J'ai deux mots à vous rire - Coups pas très francs

By Claude Frisoni Article only available in French

On ne parle plus d’un espoir, d’un prodige ou d’une révélation. Non, le mot consacré de nos jours est pépite. Peut-être parce que ces gens-là sont payés à prix d’or.
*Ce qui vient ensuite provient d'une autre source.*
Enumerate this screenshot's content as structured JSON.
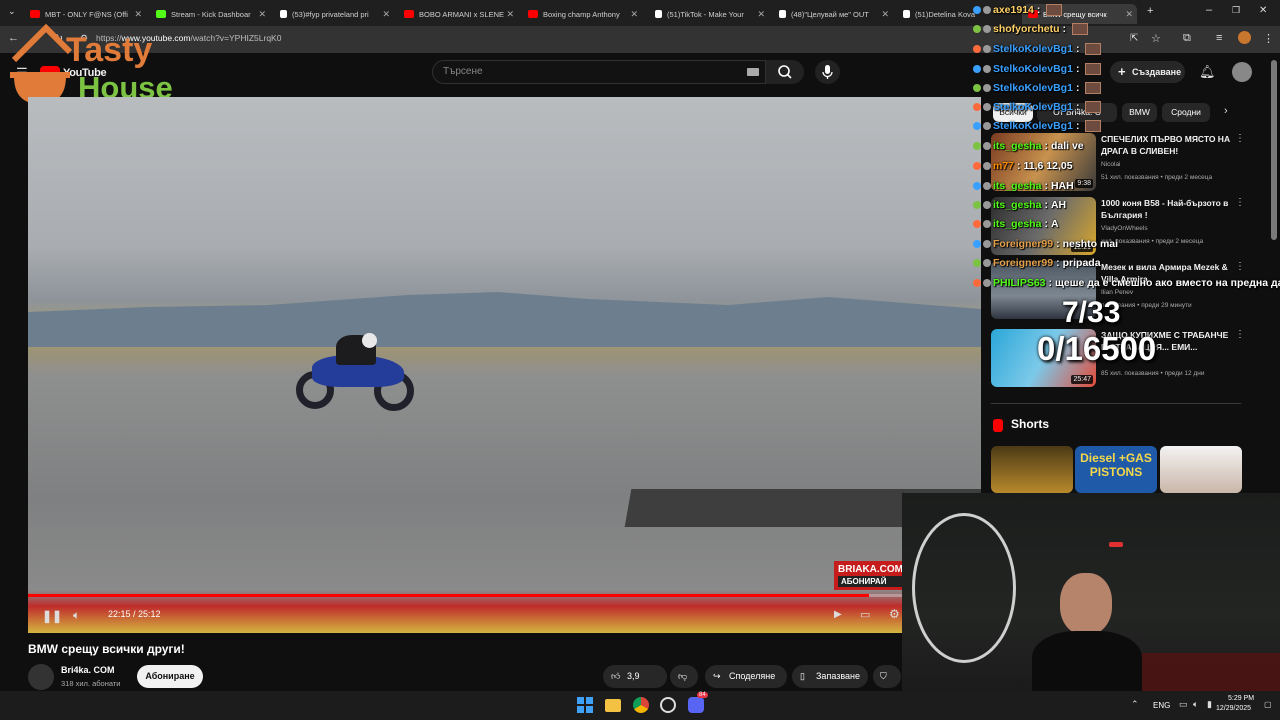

Pour cause de reports, changements de dates, déprogrammations-reprogrammations… le mois de juillet qui vient risque d’être chaud, très chaud même, du côté des agendas. Ainsi, le 10 juillet prochain, l’Européen moyen devra-t-il choisir entre le Festival de Cannes (déplacé de mai à juillet), le Festival d’Avignon (de retour après une année « blanche » en 2020), le Tour de France et l’Euro 2020, qui comme son nom ne l’indique pas, se déroule en 2021. Cette compétition présente deux originalités surprenantes. Elle a lieu avec un an de retard et, dans une période où les déplacements internationaux sont fortement déconseillés, accueillera des spectateurs enthousiastes dans onze villes européennes, de Copenhague à Bucarest, de Saint-Pétersbourg à Séville ou d’Amsterdam à Bucarest… On se souvient que les chiffres d’une certaine épidémie avaient explosé en Italie après un match entre l’excellente équipe de Bergamo et celle de Valence. Ce match ayant été qualifié à l‘époque de « bombe biologique ». Mais c’est du passé. Les dérogations permettant ce genre de tourisme épidémiologique disent assez l’importance du football dans notre vie. Et qu’on aime ce sport ou qu’on le déteste, il faut s’y faire, de nos jours le foot, c’est le pied.